Isabel II se convirtió en reina en un país africano, Kenia, donde estaba de visita cuando murió su padre, Jorge VI, en 1952. Kenia pertenecía al imperio británico en la lógica de aquel tiempo todavía de conquistas. Tenía 25 años. Y hubo de gestionar las consecuencias de los desastres de la guerra mundial, junto a Winston Churchill, en un mundo de hombres. Y el siglo siguió caminando con ella. Con ingenuas esperanzas que se expandían desde París queriendo llevar la imaginación al poder. Y se sucedieron los cracks económicos, el ascenso del neoliberalismo thatcherista, la devaluación del Estado del Bienestar, el Brexit en portazo y daño, el declive. Y la reina siempre estaba allí.

Solo el 5% de la sociedad mundial no ha coincidido con Isabel II. Nos acostumbramos a ella. Lo dice hasta “su satánica majestad”, Mick Jagger en la despedida, para la que incluso buscó una imagen especial de la reina.

Inglaterra, Londres, se fue convirtiendo en los años 60 en el centro mundial de la vanguardia, la música y la modernidad. Buckingham Palace permanecía inamovible en el cambio de guardia para los turistas. De vez en cuando pasaban carrozas no muy lejos de los grandes taxis negros. Ensanchamos el horizonte. Ellos, los británicos, se vinieron a España a disfrutar del sol, los bajos precios y a menudo nuestra sanidad pública. 

Vimos a Isabel en sus años horribilis con los desmanes de su familia: los Windsor. El divorcio de Carlos y Diana. La posterior muerte de ella. Hasta un hijo, Andrés, bajo acusaciones de pederastia y escándalos sexuales ha tenido. El nieto que se disfrazaba de nazi -como el tío que al abdicar le dio el reinado que ha mantenido durante 70 años- y que luego se volvió demócrata y contestatario. Carlos, el heredero, accede al trono con 73 años y su historial. También trató mal a la mujer que eligió como esposa para tapadera. Y andan por medio las sospechas de maletines viajeros con dinero de Catar.
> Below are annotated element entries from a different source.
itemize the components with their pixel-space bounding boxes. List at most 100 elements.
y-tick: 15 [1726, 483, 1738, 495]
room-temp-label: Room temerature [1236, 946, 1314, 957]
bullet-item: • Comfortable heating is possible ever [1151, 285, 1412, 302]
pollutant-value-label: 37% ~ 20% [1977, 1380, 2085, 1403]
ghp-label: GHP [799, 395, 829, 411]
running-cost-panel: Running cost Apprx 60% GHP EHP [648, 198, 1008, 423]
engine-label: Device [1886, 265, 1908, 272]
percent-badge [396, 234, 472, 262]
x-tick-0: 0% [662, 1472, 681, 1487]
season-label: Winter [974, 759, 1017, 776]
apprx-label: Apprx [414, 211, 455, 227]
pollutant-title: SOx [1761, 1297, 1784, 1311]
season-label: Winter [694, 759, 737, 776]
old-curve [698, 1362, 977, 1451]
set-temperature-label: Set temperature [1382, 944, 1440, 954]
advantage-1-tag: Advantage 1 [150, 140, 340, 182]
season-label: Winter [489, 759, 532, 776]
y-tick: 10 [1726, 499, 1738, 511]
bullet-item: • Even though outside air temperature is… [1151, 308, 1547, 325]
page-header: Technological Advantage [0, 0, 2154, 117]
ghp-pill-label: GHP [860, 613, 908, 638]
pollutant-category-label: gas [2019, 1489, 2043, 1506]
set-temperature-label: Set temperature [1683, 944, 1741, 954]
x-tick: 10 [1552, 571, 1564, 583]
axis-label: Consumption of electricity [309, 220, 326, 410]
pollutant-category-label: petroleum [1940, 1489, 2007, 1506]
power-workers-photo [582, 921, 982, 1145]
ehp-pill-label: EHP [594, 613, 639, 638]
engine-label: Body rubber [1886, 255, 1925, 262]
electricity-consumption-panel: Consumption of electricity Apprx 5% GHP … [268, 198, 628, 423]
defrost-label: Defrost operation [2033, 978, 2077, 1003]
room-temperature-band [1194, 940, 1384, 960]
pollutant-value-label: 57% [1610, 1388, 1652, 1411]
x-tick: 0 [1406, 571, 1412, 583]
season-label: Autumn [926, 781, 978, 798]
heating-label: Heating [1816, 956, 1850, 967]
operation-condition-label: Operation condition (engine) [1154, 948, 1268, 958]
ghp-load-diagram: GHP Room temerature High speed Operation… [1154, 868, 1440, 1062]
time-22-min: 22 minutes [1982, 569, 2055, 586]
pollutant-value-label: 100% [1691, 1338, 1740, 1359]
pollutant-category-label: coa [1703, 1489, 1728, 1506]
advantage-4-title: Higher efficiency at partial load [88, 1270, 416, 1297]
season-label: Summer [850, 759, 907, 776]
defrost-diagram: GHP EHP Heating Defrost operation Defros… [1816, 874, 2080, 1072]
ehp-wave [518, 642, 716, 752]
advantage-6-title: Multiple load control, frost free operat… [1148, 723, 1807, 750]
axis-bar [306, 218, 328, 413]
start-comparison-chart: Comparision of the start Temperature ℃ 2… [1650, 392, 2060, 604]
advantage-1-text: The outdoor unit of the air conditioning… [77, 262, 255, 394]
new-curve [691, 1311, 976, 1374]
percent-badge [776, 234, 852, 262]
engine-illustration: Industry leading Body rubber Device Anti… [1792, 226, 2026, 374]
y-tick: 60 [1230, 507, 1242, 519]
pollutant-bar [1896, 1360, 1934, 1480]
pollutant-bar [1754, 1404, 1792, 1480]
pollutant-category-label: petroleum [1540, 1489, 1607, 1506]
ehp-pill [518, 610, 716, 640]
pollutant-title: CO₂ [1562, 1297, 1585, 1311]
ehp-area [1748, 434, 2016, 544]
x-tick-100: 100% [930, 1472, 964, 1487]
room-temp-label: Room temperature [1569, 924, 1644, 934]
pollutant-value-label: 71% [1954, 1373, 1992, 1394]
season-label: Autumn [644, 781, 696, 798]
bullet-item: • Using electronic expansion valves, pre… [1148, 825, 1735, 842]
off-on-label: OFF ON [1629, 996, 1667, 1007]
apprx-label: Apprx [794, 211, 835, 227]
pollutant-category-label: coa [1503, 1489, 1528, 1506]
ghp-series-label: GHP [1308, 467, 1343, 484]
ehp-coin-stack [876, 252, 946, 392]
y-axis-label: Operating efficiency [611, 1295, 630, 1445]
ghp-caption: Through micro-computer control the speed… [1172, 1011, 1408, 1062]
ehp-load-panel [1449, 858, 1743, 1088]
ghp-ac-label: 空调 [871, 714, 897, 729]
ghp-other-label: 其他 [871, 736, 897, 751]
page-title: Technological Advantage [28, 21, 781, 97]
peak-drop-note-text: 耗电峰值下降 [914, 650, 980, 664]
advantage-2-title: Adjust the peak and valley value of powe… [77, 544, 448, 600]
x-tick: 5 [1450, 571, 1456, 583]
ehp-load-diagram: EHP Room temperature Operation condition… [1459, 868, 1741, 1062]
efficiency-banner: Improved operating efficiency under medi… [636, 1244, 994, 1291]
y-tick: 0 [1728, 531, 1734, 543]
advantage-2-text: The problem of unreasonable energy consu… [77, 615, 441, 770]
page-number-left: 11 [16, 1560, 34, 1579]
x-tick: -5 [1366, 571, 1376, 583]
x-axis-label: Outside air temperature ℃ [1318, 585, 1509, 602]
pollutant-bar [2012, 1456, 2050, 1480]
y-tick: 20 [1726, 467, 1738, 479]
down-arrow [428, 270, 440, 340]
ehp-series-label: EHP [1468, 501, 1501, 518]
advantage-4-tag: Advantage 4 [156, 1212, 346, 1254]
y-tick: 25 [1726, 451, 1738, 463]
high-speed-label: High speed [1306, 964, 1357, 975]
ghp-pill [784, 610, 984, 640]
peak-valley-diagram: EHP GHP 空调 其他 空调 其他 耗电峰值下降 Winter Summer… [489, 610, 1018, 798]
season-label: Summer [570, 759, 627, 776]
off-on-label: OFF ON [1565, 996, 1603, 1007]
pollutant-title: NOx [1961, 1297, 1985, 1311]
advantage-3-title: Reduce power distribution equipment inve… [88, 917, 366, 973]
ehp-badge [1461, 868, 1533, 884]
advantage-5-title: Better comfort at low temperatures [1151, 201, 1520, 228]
O de donde sea. Esa afición que al parecer practican algunos otros miembros de la familia monárquica y que no ayuda precisamente a su prestigio.

La popularidad de Carlos III no le favorece y ni de lejos alcanza la de la Reina Isabel II. En su primer discurso como nuevo Rey, ha dicho que defendería los mismos valores que su madre y que abandonaría sus actividades al margen (implícitamente las cuestionadas). Como cuenta Iñigo Sáenz de Ugarte, Carlos III puede incluso poner en peligro a la monarquía británica, que hasta ahora era de las más sólidas. Sus historiadores le califican de caprichoso, petulante y convencido de que está en posesión de la verdad. Su pasión por el medio ambiente le acerca a los jóvenes, pero una vez aconsejó “tomar enemas con café como curas contra el cáncer”, como recordaba el escritor Max Hastings. “Un prestigioso científico escribió que él podía desdeñar esa ridícula invención por llevar 25 años investigando el cáncer, no como el príncipe, cuya única autoridad descansaba ”sobre un accidente de nacimiento“, anotaba Sáenz de Ugarte.

Ésa es la clave: jefatura del Estado por herencia. Genética y preparación adecuada, dicen, que en absoluto garantizan nada. Para vivir en un palacio cargado de oropeles, siempre veinte pies encima de la gente. El tiempo dirá si puede más la razón y la evidencia que quienes intentan por todos los medios sostener los cimientos obsoletos del edificio monárquico.